Sosyal medyada arkadaşın biri paylaştı…

Türkiye’de 39 yeni cezaevi yapılacakmış.

Paylaşım dikkatimi çekince…

Var olanların sayısını merak ettim.

Araştırdım…

Uçuk bir sayıyla karşılaşınca da gördüm ki;

Suç işlemekte hakikaten çığır açmışız.

İstatistikler bangır bangır.

Son 10 yılda şiddet, taciz, tecavüz, dolandırıcılık ve hırsızlık gibi suçlarda yüzde 100’ü aşkın bir patlama yaşanmakta.

Özellikle cinayetlerde ülkemiz 41 ülke arasında 13’üncü sırada.

+

Terör ve vatana ihanet suçları zaten kılık değişmiş.

+

Hal, durum böyle olunca değerli okurlar.

Benim canım memleketime;

291 kapalı ceza infaz kurumu, 70 müstakil açık ceza infaz kurumu, 3 çocuk eğitimevi, 8 kadın kapalı, 5 kadın açık, 7 çocuk kapalı ceza infaz kurumu olmak üzere toplamda 384 cezaevi yetmez olmuş.

Hepsi tıklım tıklım, doluluk oranıyla her biri kapasitesinin çok çok üzerinde…

+

Şimdi gelelim çözüm arayışlarına…

Neticede seçenekler ortada.

Azılı suçluların dımdızlak ortada kalmaması için…

Devlet ya yeni cezaevleri inşa edecek, ya da ufak tefek suç işleyenler topluma salıverilecek.

 +

Peki,  dünya ülkelerine ait grafiklerde başımızı öne eğen bu devasa suç oranlarıyla mücadelede çözüm bu mu?

Yani sadece suçlunun toplumdan izole edilmesi/cezalandırılması memlekette yeni suçların işlenmesinin önüne tek başına geçer mi dersiniz?

Bence geçmez.

Nitekim geçmiyor da…

Çünkü atılan bu adımlar, sadece suç sonrası izlenecek yol haritasına ait...

Esasında suçla mücadelede başarı sağlamak için doğrudan suçun işlenme potansiyeline, sebeplerine ve zeminine odaklanmak lazım.

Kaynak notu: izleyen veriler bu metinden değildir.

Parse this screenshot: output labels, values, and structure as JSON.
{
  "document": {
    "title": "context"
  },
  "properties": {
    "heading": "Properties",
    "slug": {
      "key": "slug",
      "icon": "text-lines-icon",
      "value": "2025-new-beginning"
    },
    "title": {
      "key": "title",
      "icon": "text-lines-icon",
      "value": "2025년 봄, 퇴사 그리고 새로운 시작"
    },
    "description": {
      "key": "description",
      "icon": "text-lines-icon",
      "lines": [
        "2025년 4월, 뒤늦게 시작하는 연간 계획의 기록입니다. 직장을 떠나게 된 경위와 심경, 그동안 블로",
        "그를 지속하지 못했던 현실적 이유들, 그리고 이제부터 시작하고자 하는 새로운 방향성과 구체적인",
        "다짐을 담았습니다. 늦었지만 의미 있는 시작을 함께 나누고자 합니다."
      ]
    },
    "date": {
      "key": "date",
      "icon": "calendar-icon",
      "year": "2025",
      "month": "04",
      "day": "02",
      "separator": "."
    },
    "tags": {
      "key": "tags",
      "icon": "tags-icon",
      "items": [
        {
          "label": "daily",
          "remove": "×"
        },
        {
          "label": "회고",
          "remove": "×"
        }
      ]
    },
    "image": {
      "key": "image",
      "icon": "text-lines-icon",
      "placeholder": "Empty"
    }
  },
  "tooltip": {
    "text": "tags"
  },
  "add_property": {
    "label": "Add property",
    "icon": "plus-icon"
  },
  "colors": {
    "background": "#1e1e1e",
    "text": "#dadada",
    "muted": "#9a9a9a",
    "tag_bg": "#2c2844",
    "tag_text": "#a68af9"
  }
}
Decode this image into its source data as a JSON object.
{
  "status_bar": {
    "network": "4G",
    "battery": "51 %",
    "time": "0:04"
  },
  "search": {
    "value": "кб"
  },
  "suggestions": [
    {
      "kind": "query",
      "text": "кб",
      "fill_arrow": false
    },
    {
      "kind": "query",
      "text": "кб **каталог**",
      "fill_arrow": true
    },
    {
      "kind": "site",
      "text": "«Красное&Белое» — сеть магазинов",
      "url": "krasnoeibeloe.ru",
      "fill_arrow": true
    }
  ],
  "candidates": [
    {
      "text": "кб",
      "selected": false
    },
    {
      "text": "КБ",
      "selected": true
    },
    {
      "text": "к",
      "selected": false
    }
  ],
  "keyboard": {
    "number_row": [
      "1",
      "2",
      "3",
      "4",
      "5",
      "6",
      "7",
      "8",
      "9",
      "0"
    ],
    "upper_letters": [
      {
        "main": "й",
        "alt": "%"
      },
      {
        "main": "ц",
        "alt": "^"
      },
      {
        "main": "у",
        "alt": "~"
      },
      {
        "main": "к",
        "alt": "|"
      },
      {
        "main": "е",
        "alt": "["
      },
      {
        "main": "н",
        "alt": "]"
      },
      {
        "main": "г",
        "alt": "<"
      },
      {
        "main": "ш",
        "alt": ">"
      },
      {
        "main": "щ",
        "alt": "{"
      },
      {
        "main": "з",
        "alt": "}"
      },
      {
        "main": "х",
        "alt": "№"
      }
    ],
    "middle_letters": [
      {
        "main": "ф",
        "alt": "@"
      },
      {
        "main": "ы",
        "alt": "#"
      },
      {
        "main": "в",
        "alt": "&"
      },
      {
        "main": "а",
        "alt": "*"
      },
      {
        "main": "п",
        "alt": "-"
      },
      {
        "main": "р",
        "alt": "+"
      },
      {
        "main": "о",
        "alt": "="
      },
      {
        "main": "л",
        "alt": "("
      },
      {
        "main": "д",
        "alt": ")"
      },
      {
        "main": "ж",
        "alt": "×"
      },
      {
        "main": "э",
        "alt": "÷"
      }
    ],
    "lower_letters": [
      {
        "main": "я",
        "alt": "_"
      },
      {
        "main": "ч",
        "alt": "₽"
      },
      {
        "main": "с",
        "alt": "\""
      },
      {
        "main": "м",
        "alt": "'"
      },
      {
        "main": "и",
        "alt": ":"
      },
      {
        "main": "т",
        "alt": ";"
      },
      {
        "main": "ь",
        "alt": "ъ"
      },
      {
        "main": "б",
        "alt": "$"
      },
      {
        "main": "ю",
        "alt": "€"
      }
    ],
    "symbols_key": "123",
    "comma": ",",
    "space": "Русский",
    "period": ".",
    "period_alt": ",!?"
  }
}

Yani suç işlenmeden önce bi’şeyler yapmak lazım.

+

Öngörüyü biraz daha açarsak…

Çalmayan, vurmayan, kadına, kıza, çocuğa, sebiye yan bakmayan, devletini, milletini dolandırmayan, velhasıl suç işlemeyen toplumlar inşa etmek lazım.

Bu kapsamda…

En az devletin yetkili organları kadar ailelere de görev düşmekte.

Yeni nesillerin ahlaki olarak pozitif anlamda tamamlanmasıyla birlikte, suç işlemeye meyilli halde yetiştirilmemesi lazım.

+

Hiçbir aile, çocuğunun suç makinesi olmasını tabi ki arzu etmez.

Lakin evlat için en önemli rol modelin anne baba olduğu da unutulmamalı.

Bu bağlamda aileler olaylara bakış açılarında ve davranışlarında olumlu tutumlar geliştirmeli,  aksinin ülke geleceği için potansiyel suçlu hazırlayacağını bilmeli.

+

Tek cümleyle özetlersek…

Ağzımıza almaktan imtina ettiğimiz suçların, beyni cerahatli yetişkin mimarları bir yana, yetişme çağındaki çocuklarımızın her yaptığını makul karşılamak, gözlerinin önünde abuk sabuk tavırlar sergilemek, nasılsa çocuktur deyip hatalarını geçiştirmek, gelecekte ne işlenen suçların önüne geçecek, ne de cezaevi inşaatlarının sonunu getirecektir.